Study question: Can a genome-wide association study (GWAS) and transcriptome-wide association study (TWAS) help identify genetic variation or genes associated with circulating anti-Müllerian hormone (AMH) levels in Samoan women?

Summary answer: We identified eleven genome-wide suggestive loci (strongest association signal in ARID3A 19-946163-G-C [ p = 2.32 × 10⁻⁷]) and seven transcriptome-wide significant genes ( GINS2, SENP3, USP7, TUSC3, MAFA, METTL4, NDFIP1 [all with a p < 2.50 × 10⁻⁶]) associated with circulating AMH levels in Samoan women.

What is known already: Three prior GWASs of AMH levels identified eight loci in premenopausal women of European ancestry (AMH, MCM8, TEX41 , CHECK2, CDCA7 , EIF4EBP1, BMP4 and an uncharacterized non-coding RNA gene CTB-99A3.1 ), among which the MCM8 locus was shared among all three studies.

Study design size duration: We included a sample of 1,185 women from two independently recruited samples: a family study ( n = 212; [age: 18 to 40 years]) recruited in 2002-03 from Samoa and American Samoa; and the Soifua Manuia Study ( n = 973; age: 25 to 51 years), a crosssectional population-based study recruited in 2010 from Samoa.

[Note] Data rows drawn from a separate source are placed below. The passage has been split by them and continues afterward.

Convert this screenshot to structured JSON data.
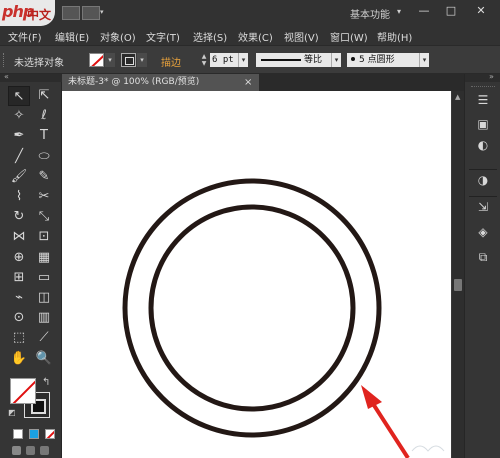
{
  "titlebar": {
    "logo_php": "php",
    "logo_cn": "中文网",
    "workspace": "基本功能",
    "workspace_caret": "▾",
    "min": "—",
    "max": "□",
    "close": "✕"
  },
  "menu": [
    "文件(F)",
    "编辑(E)",
    "对象(O)",
    "文字(T)",
    "选择(S)",
    "效果(C)",
    "视图(V)",
    "窗口(W)",
    "帮助(H)"
  ],
  "control": {
    "selection_label": "未选择对象",
    "stroke_label": "描边",
    "stroke_weight": "6 pt",
    "profile_label": "等比",
    "brush_label": "5 点圆形",
    "colors": {
      "fill": "#ffffff",
      "stroke_accent": "#e8a23c",
      "none_slash": "#e01010"
    }
  },
  "document": {
    "tab_title": "未标题-3* @ 100% (RGB/预览)",
    "close_glyph": "×"
  },
  "artwork": {
    "ring_color": "#231815",
    "arrow_color": "#e0241f",
    "background": "#ffffff"
  },
  "tools": [
    {
      "name": "selection-tool",
      "glyph": "↖"
    },
    {
      "name": "direct-selection-tool",
      "glyph": "⇱"
    },
    {
      "name": "magic-wand-tool",
      "glyph": "✧"
    },
    {
      "name": "lasso-tool",
      "glyph": "ℓ"
    },
    {
      "name": "pen-tool",
      "glyph": "✒"
    },
    {
      "name": "type-tool",
      "glyph": "T"
    },
    {
      "name": "line-tool",
      "glyph": "╱"
    },
    {
      "name": "ellipse-tool",
      "glyph": "⬭"
    },
    {
      "name": "paintbrush-tool",
      "glyph": "🖌"
    },
    {
      "name": "pencil-tool",
      "glyph": "✎"
    },
    {
      "name": "blob-brush-tool",
      "glyph": "⌇"
    },
    {
      "name": "scissors-tool",
      "glyph": "✂"
    },
    {
      "name": "rotate-tool",
      "glyph": "↻"
    },
    {
      "name": "scale-tool",
      "glyph": "⤡"
    },
    {
      "name": "width-tool",
      "glyph": "⋈"
    },
    {
      "name": "free-transform-tool",
      "glyph": "⊡"
    },
    {
      "name": "shape-builder-tool",
      "glyph": "⊕"
    },
    {
      "name": "perspective-grid-tool",
      "glyph": "▦"
    },
    {
      "name": "mesh-tool",
      "glyph": "⊞"
    },
    {
      "name": "gradient-tool",
      "glyph": "▭"
    },
    {
      "name": "eyedropper-tool",
      "glyph": "⌁"
    },
    {
      "name": "blend-tool",
      "glyph": "◫"
    },
    {
      "name": "symbol-sprayer-tool",
      "glyph": "⊙"
    },
    {
      "name": "column-graph-tool",
      "glyph": "▥"
    },
    {
      "name": "artboard-tool",
      "glyph": "⬚"
    },
    {
      "name": "slice-tool",
      "glyph": "⟋"
    },
    {
      "name": "hand-tool",
      "glyph": "✋"
    },
    {
      "name": "zoom-tool",
      "glyph": "🔍"
    }
  ],
  "right_panel_icons": [
    {
      "name": "panel-menu-icon",
      "glyph": "☰"
    },
    {
      "name": "color-guide-icon",
      "glyph": "▣"
    },
    {
      "name": "appearance-icon",
      "glyph": "◐"
    },
    {
      "name": "transparency-icon",
      "glyph": "◑"
    },
    {
      "name": "export-icon",
      "glyph": "⇲"
    },
    {
      "name": "layers-icon",
      "glyph": "◈"
    },
    {
      "name": "artboards-icon",
      "glyph": "⧉"
    }
  ],
  "bottom_swatches": [
    "#ffffff",
    "#1ba1e2",
    "#ffffff"
  ]
}
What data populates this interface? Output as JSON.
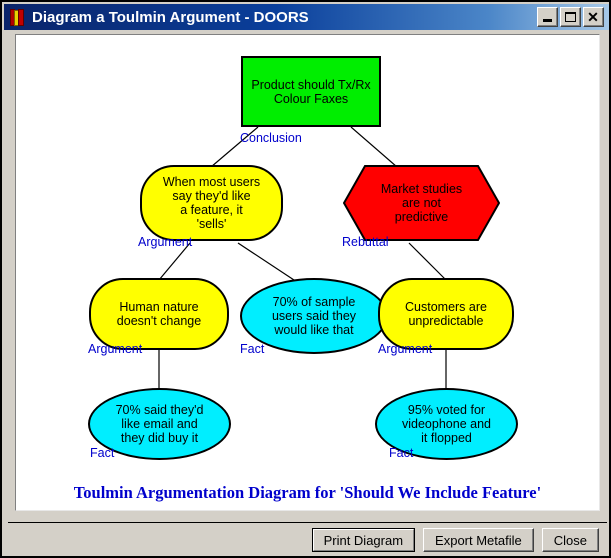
{
  "window": {
    "title": "Diagram a Toulmin Argument - DOORS",
    "icon": "doors-books-icon",
    "controls": {
      "minimize": "minimize-icon",
      "maximize": "maximize-icon",
      "close": "close-icon"
    }
  },
  "diagram": {
    "caption": "Toulmin Argumentation Diagram for 'Should We Include Feature'",
    "colors": {
      "conclusion": "#00ee00",
      "argument": "#ffff00",
      "rebuttal": "#ff0000",
      "fact": "#00eeff",
      "label": "#0000cc",
      "outline": "#000000"
    },
    "nodes": [
      {
        "id": "conclusion",
        "text": "Product should Tx/Rx\nColour Faxes",
        "label": "Conclusion",
        "shape": "rect",
        "color": "#00ee00"
      },
      {
        "id": "argument-sells",
        "text": "When most users\nsay they'd like\na feature, it\n'sells'",
        "label": "Argument",
        "shape": "pill",
        "color": "#ffff00"
      },
      {
        "id": "rebuttal-market-studies",
        "text": "Market studies\nare not\npredictive",
        "label": "Rebuttal",
        "shape": "hexagon",
        "color": "#ff0000"
      },
      {
        "id": "argument-human-nature",
        "text": "Human nature\ndoesn't change",
        "label": "Argument",
        "shape": "pill",
        "color": "#ffff00"
      },
      {
        "id": "fact-70-percent-sample",
        "text": "70% of sample\nusers said they\nwould like that",
        "label": "Fact",
        "shape": "ellipse",
        "color": "#00eeff"
      },
      {
        "id": "argument-customers-unpredictable",
        "text": "Customers are\nunpredictable",
        "label": "Argument",
        "shape": "pill",
        "color": "#ffff00"
      },
      {
        "id": "fact-70-percent-email",
        "text": "70% said they'd\nlike email and\nthey did buy it",
        "label": "Fact",
        "shape": "ellipse",
        "color": "#00eeff"
      },
      {
        "id": "fact-95-percent-videophone",
        "text": "95% voted for\nvideophone and\nit flopped",
        "label": "Fact",
        "shape": "ellipse",
        "color": "#00eeff"
      }
    ]
  },
  "buttons": {
    "print": "Print Diagram",
    "export": "Export Metafile",
    "close": "Close"
  }
}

Participants/materials setting methods: Serum AMH levels were measured using enzyme linked immunosorbent assays (ELISA). We performed GWASs in the two participant samples using a Cox mixed-effects model to account for AMH levels below detectable limits and adjusted for centered age, centered age², polity, and kinship via kinship matrix. The summary statistics were then meta-analyzed using a fixed-effect model. We annotated the variants with p < 1 × 10⁻⁵ and calculated posterior probability of causality for prioritization. We further annotated variants using FUMA and performed colocalization and transcriptome-wide association analysis. We also assessed whether any previously reported loci were replicated in our GWAS.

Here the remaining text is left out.